There are hundreds of writing prompts available to cover all areas of your life, from health and well being to family, relationships, and business success. A few prompts I’ve worked with include the following:


Earliest Memory: Describe your earliest happy memory. Close your eyes for a moment and focus on what you remember feeling. Where were you? Who were you with? How did you feel? What did you see around you? What did you smell? Were you eating something? What were you wearing?


About You: What are some things that you really wish others knew about you? Think about your talents, your fears, what you’re proud of, your accomplishments. Make a list of ten things you wish people knew about you.


In This Moment: Write about where you are in life at this moment. How do you feel about being here in this place? How did you get here? What do you enjoy about this moment in time? What troubles you or gives you anxiety about this time? Do you feel scared, hopeful, anxious, excited?


Grief and Loss: Think about a special someone you’ve lost or are no longer close to. This can be someone who has died, a beloved pet, or a broken relationship that you’re grieving over. Write about what it feels like to no longer have this person in your life and what you would say to them if you could be together again.

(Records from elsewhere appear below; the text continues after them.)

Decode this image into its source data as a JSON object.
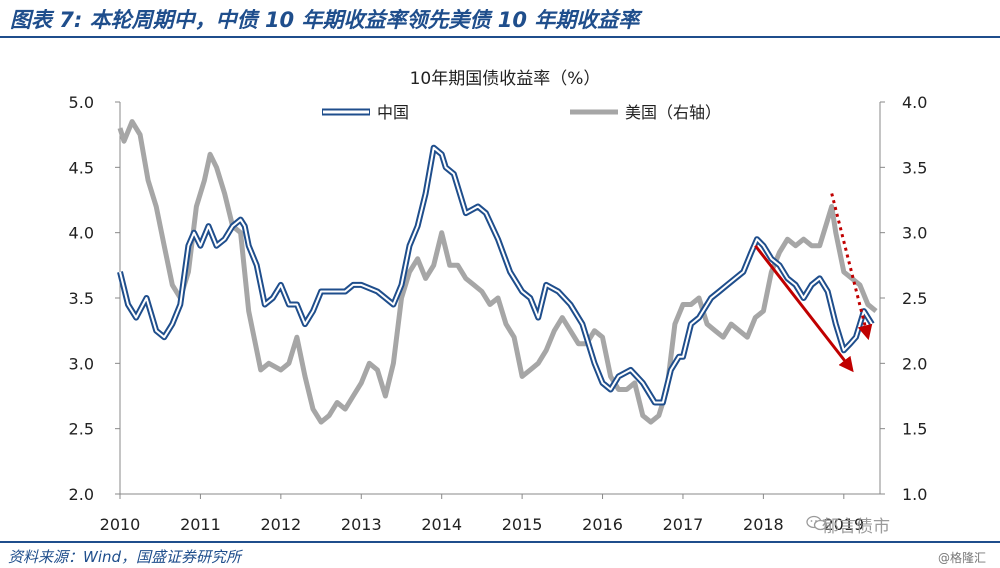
{
  "figure_title": "图表 7:  本轮周期中，中债 10 年期收益率领先美债 10 年期收益率",
  "source_note": "资料来源：Wind，国盛证券研究所",
  "watermark": {
    "main": "郁言债市",
    "sub": "@格隆汇",
    "icon": "wechat-icon"
  },
  "colors": {
    "china": "#1f4e8c",
    "us": "#a6a6a6",
    "arrow": "#c00000",
    "frame": "#1f4e8c"
  },
  "chart_data": {
    "type": "line",
    "title": "10年期国债收益率（%）",
    "x_ticks": [
      "2010",
      "2011",
      "2012",
      "2013",
      "2014",
      "2015",
      "2016",
      "2017",
      "2018",
      "2019"
    ],
    "x_range": [
      2010.0,
      2019.45
    ],
    "y_left": {
      "range": [
        2.0,
        5.0
      ],
      "ticks": [
        "2.0",
        "2.5",
        "3.0",
        "3.5",
        "4.0",
        "4.5",
        "5.0"
      ]
    },
    "y_right": {
      "range": [
        1.0,
        4.0
      ],
      "ticks": [
        "1.0",
        "1.5",
        "2.0",
        "2.5",
        "3.0",
        "3.5",
        "4.0"
      ]
    },
    "legend": {
      "placement": "top"
    },
    "series": [
      {
        "name": "中国",
        "axis": "left",
        "style": "double-line",
        "x": [
          2010.0,
          2010.1,
          2010.2,
          2010.33,
          2010.45,
          2010.55,
          2010.65,
          2010.75,
          2010.85,
          2010.92,
          2011.0,
          2011.1,
          2011.2,
          2011.3,
          2011.4,
          2011.5,
          2011.55,
          2011.6,
          2011.7,
          2011.8,
          2011.9,
          2012.0,
          2012.1,
          2012.2,
          2012.3,
          2012.4,
          2012.5,
          2012.6,
          2012.7,
          2012.8,
          2012.9,
          2013.0,
          2013.2,
          2013.4,
          2013.5,
          2013.6,
          2013.7,
          2013.8,
          2013.9,
          2014.0,
          2014.05,
          2014.15,
          2014.3,
          2014.45,
          2014.55,
          2014.7,
          2014.85,
          2014.95,
          2015.0,
          2015.1,
          2015.2,
          2015.3,
          2015.45,
          2015.6,
          2015.75,
          2015.9,
          2016.0,
          2016.1,
          2016.2,
          2016.35,
          2016.5,
          2016.65,
          2016.75,
          2016.85,
          2016.95,
          2017.0,
          2017.1,
          2017.2,
          2017.35,
          2017.45,
          2017.55,
          2017.65,
          2017.75,
          2017.85,
          2017.92,
          2018.0,
          2018.1,
          2018.2,
          2018.3,
          2018.4,
          2018.5,
          2018.6,
          2018.7,
          2018.8,
          2018.9,
          2019.0,
          2019.08,
          2019.15,
          2019.25,
          2019.35
        ],
        "y": [
          3.7,
          3.45,
          3.35,
          3.5,
          3.25,
          3.2,
          3.3,
          3.45,
          3.9,
          4.0,
          3.9,
          4.05,
          3.9,
          3.95,
          4.05,
          4.1,
          4.05,
          3.9,
          3.75,
          3.45,
          3.5,
          3.6,
          3.45,
          3.45,
          3.3,
          3.4,
          3.55,
          3.55,
          3.55,
          3.55,
          3.6,
          3.6,
          3.55,
          3.45,
          3.6,
          3.9,
          4.05,
          4.3,
          4.65,
          4.6,
          4.5,
          4.45,
          4.15,
          4.2,
          4.15,
          3.95,
          3.7,
          3.6,
          3.55,
          3.5,
          3.35,
          3.6,
          3.55,
          3.45,
          3.3,
          3.0,
          2.85,
          2.8,
          2.9,
          2.95,
          2.85,
          2.7,
          2.7,
          2.95,
          3.05,
          3.05,
          3.3,
          3.35,
          3.5,
          3.55,
          3.6,
          3.65,
          3.7,
          3.85,
          3.95,
          3.9,
          3.8,
          3.75,
          3.65,
          3.6,
          3.5,
          3.6,
          3.65,
          3.55,
          3.3,
          3.1,
          3.15,
          3.2,
          3.4,
          3.3
        ]
      },
      {
        "name": "美国（右轴）",
        "axis": "right",
        "style": "single-line",
        "x": [
          2010.0,
          2010.05,
          2010.15,
          2010.25,
          2010.35,
          2010.45,
          2010.55,
          2010.65,
          2010.75,
          2010.85,
          2010.95,
          2011.05,
          2011.12,
          2011.2,
          2011.3,
          2011.4,
          2011.5,
          2011.6,
          2011.7,
          2011.75,
          2011.85,
          2012.0,
          2012.1,
          2012.2,
          2012.3,
          2012.4,
          2012.5,
          2012.6,
          2012.7,
          2012.8,
          2012.9,
          2013.0,
          2013.1,
          2013.2,
          2013.3,
          2013.4,
          2013.5,
          2013.6,
          2013.7,
          2013.8,
          2013.9,
          2014.0,
          2014.1,
          2014.2,
          2014.3,
          2014.4,
          2014.5,
          2014.6,
          2014.7,
          2014.8,
          2014.9,
          2015.0,
          2015.1,
          2015.2,
          2015.3,
          2015.4,
          2015.5,
          2015.6,
          2015.7,
          2015.8,
          2015.9,
          2016.0,
          2016.1,
          2016.2,
          2016.3,
          2016.4,
          2016.5,
          2016.6,
          2016.7,
          2016.8,
          2016.9,
          2017.0,
          2017.1,
          2017.2,
          2017.3,
          2017.4,
          2017.5,
          2017.6,
          2017.7,
          2017.8,
          2017.9,
          2018.0,
          2018.1,
          2018.2,
          2018.3,
          2018.4,
          2018.5,
          2018.6,
          2018.7,
          2018.8,
          2018.85,
          2018.9,
          2019.0,
          2019.1,
          2019.2,
          2019.3,
          2019.4
        ],
        "y": [
          3.8,
          3.7,
          3.85,
          3.75,
          3.4,
          3.2,
          2.9,
          2.6,
          2.5,
          2.7,
          3.2,
          3.4,
          3.6,
          3.5,
          3.3,
          3.05,
          3.0,
          2.4,
          2.1,
          1.95,
          2.0,
          1.95,
          2.0,
          2.2,
          1.9,
          1.65,
          1.55,
          1.6,
          1.7,
          1.65,
          1.75,
          1.85,
          2.0,
          1.95,
          1.75,
          2.0,
          2.5,
          2.7,
          2.8,
          2.65,
          2.75,
          3.0,
          2.75,
          2.75,
          2.65,
          2.6,
          2.55,
          2.45,
          2.5,
          2.3,
          2.2,
          1.9,
          1.95,
          2.0,
          2.1,
          2.25,
          2.35,
          2.25,
          2.15,
          2.15,
          2.25,
          2.2,
          1.9,
          1.8,
          1.8,
          1.85,
          1.6,
          1.55,
          1.6,
          1.8,
          2.3,
          2.45,
          2.45,
          2.5,
          2.3,
          2.25,
          2.2,
          2.3,
          2.25,
          2.2,
          2.35,
          2.4,
          2.7,
          2.85,
          2.95,
          2.9,
          2.95,
          2.9,
          2.9,
          3.1,
          3.2,
          3.0,
          2.7,
          2.65,
          2.6,
          2.45,
          2.4
        ]
      }
    ],
    "annotations": [
      {
        "type": "arrow",
        "style": "solid",
        "from": [
          2017.9,
          3.9
        ],
        "to": [
          2019.1,
          2.95
        ],
        "axis": "left"
      },
      {
        "type": "arrow",
        "style": "dotted",
        "from": [
          2018.85,
          3.3
        ],
        "to": [
          2019.3,
          2.2
        ],
        "axis": "right"
      }
    ]
  }
}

Hope: What are you most hopeful for in the future? Think of three things that you hope you are able to achieve in the next phase of your life. Be as specific as possible. How do you see yourself accomplishing these goals? What steps will you take to make them happen? Do you believe that change is possible?



In Conclusion

Writing is one tool you can use to help yourself on a regular basis or to work through a difficult season of life. While writing might not be for everyone, I encourage you to give it a try. There are also many other tools and activities available to help with anxiety and depression. The key is to keep working to find the right mix that works for you.


Taking care of your mental health is always important, but it’s especially critical during periods of high stress. Along with good nutrition, exercise, proper sleep, and limiting alcohol use, writing can help you stay mentally strong and ready to take on whatever challenges life throws at you.